Striking down the law, or the mandate, would slow progress toward these goals, but it won't derail it permanently, because the status quo is not an option. Health care is in crisis, with costs that far outstrip the ability of consumers, businesses and taxpayers to foot the bill.

The cost of the nation's total medical care is expected to consume an unhealthy 20 percent of the gross domestic product by the end of the decade, with some estimates predicting it will hit a sobering 25 percent by 2025. In Minnesota, the state's total health care costs rose 82 percent from 2000 to 2009.

If current trends continue, state spending on health care services will increase 8.5 percent a year through 2033, according to research presented to the state in 2008. Revenue was predicted to grow by only 3.9 percent annually, which means that health care spending will steadily erode funds for everything else -- education, public safety, transportation and natural resources.

With or without the ACA, Minnesota must continue its pioneering work building a health care system based on quality and affordability.
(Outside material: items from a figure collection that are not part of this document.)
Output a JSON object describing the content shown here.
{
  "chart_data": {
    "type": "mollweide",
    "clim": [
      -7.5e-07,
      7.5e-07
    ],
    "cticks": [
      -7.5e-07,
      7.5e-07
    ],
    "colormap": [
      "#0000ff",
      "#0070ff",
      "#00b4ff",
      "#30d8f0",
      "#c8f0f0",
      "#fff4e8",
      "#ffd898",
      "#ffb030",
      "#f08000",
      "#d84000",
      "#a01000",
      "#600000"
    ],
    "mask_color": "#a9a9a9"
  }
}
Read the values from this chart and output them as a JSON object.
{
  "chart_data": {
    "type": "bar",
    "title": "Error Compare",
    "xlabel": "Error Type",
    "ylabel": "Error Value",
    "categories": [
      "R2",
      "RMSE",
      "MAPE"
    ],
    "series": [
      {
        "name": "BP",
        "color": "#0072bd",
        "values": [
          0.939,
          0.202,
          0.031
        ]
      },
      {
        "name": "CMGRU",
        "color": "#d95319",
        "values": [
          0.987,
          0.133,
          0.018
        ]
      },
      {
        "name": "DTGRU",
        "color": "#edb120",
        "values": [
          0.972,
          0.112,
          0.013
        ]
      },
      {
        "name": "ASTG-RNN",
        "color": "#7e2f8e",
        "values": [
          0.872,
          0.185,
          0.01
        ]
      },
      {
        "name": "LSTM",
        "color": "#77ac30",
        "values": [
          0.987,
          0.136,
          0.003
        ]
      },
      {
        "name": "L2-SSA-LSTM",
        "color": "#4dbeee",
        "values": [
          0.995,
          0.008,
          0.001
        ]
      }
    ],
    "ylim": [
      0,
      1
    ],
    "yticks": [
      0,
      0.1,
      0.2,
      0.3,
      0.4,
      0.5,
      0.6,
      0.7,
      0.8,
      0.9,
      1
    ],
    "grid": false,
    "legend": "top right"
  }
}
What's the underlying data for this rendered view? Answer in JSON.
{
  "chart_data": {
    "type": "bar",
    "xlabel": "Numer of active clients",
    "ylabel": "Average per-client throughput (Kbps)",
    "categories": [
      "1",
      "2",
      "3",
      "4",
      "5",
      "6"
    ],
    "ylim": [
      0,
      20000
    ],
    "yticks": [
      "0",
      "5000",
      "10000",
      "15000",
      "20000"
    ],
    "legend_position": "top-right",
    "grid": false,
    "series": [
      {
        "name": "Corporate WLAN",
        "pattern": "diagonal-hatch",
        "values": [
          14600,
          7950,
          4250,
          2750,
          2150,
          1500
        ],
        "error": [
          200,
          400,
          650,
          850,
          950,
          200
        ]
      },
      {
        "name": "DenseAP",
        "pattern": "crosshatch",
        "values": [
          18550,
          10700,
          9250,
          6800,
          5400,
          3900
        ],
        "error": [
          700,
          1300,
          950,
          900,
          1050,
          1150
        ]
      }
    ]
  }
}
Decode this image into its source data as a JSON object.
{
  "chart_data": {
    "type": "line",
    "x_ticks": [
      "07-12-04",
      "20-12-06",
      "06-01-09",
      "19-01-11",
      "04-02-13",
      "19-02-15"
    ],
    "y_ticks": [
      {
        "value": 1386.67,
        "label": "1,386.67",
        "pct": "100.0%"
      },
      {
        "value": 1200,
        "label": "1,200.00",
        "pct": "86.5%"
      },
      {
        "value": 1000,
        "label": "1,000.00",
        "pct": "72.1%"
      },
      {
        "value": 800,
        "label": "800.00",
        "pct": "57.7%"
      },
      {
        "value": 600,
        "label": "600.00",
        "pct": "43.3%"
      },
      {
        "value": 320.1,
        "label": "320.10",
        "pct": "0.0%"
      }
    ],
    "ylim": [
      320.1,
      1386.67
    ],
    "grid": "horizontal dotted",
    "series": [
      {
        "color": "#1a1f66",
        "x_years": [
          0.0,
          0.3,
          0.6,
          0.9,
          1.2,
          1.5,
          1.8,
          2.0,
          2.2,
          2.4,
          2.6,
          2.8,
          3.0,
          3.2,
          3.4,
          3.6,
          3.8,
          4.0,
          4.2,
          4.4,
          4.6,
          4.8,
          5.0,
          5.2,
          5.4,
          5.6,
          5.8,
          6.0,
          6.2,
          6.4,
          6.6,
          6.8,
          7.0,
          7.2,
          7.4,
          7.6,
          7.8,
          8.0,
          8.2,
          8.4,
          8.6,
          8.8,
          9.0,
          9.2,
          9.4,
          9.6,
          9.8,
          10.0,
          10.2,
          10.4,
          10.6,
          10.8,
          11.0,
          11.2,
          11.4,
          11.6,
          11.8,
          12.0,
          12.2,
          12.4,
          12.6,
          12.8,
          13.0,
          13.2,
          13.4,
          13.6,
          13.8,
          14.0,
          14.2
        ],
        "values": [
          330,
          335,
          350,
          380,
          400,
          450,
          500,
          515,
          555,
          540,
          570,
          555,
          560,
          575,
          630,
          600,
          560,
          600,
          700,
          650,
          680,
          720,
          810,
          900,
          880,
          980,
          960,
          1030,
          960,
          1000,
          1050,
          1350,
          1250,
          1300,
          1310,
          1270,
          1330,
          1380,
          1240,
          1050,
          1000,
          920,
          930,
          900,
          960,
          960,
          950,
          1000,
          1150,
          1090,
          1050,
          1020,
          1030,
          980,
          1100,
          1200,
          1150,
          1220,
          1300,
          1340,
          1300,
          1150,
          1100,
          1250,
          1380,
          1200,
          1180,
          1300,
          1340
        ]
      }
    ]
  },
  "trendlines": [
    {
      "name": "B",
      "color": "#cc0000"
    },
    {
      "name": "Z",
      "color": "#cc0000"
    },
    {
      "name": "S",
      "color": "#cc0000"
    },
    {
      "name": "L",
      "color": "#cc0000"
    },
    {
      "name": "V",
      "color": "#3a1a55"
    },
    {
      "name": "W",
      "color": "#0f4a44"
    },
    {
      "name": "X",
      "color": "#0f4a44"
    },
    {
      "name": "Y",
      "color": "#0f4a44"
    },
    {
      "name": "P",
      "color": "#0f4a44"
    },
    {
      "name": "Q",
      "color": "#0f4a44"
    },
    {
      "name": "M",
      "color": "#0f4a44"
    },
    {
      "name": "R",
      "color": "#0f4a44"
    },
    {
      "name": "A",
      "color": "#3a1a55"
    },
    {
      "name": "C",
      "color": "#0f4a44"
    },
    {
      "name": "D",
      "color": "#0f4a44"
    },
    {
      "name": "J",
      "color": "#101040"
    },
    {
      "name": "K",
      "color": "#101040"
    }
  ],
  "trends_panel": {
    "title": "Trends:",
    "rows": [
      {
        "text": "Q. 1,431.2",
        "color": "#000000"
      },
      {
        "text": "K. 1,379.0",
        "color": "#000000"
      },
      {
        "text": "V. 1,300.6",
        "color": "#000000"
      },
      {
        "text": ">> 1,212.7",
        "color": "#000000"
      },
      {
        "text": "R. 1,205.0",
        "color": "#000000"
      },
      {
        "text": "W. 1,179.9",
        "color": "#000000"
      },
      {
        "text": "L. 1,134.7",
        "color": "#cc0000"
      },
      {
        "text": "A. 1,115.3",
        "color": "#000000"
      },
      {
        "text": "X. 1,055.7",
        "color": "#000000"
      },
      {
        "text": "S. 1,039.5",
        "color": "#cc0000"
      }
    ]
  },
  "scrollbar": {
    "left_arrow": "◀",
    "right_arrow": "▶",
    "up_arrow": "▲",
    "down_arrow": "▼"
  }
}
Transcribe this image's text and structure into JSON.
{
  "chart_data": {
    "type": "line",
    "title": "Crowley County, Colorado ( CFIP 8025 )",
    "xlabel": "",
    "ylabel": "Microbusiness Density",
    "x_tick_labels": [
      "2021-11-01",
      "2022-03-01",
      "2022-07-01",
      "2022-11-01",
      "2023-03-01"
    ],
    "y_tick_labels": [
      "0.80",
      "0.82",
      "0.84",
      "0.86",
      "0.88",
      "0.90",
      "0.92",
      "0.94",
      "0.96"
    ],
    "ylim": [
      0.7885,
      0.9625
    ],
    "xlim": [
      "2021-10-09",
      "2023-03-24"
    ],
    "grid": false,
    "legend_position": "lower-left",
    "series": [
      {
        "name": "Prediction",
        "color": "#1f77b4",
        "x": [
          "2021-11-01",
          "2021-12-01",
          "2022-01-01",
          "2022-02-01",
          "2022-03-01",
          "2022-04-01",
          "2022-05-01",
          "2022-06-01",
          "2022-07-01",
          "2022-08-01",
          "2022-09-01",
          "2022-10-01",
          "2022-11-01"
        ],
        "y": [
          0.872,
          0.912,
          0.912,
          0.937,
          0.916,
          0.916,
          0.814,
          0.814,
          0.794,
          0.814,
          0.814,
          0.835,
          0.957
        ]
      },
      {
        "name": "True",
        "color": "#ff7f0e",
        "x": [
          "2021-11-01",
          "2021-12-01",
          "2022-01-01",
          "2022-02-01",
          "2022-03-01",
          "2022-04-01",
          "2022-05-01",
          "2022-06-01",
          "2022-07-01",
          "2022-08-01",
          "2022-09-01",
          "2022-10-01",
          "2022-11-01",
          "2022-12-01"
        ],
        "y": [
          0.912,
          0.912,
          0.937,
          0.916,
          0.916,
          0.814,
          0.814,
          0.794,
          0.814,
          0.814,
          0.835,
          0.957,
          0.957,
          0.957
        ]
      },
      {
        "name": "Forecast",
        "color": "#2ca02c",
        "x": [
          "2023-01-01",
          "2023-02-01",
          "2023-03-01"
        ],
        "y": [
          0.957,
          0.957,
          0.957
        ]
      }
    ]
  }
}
The state is well-positioned to do so, thanks to its political leadership and an unusually public-spirited health care industry that has collaborated on change instead of fighting it.

A landmark health reform law passed in Minnesota in 2008 gives the state a solid framework on which to go forward. Measures in it empower consumers to rein in costs but also push providers to implement systemic changes that deliver better care for less. Too often, the national debate takes an either-or approach to these strategies.

Results of the groundbreaking state law can be seen in the growing number of clinics certified as "health care homes," which encourages care coordination and preventive health care. All of HealthPartners' primary care clinics, for example, have this designation -- an impressive achievement. The state's trailblazing "Provider Peer Grouping" initiative, which compares providers by name on key benchmarks, will also provide consumers with the information needed to make more-informed medical care choices.

Minnesota's commitment to coverage and quality has translated into other progress. The state's Department of Human Services under Gov. Mark Dayton has done praiseworthy work expanding Medicaid coverage for the poor, and will make maintaining this improvement a priority in the Supreme Court's wake. Providers such as Park Nicollet and Fairview are national leaders in launching Medicare accountable-care organizations to improve care for seniors enrolled in this popular federal program.

The Supreme Court's historic ruling, whatever it is, will exacerbate already bitter divisions over health reform. But the nation can ill afford to put progress on hold while the inevitable anger subsides and an election cycle (or two) goes by. We have to figure this out. Minnesota is already a leader when it comes to putting actual reforms in place. The state's history of collaboration and its can-do spirit should be an example to the nation as the health reform debate is renewed in the contentious days ahead.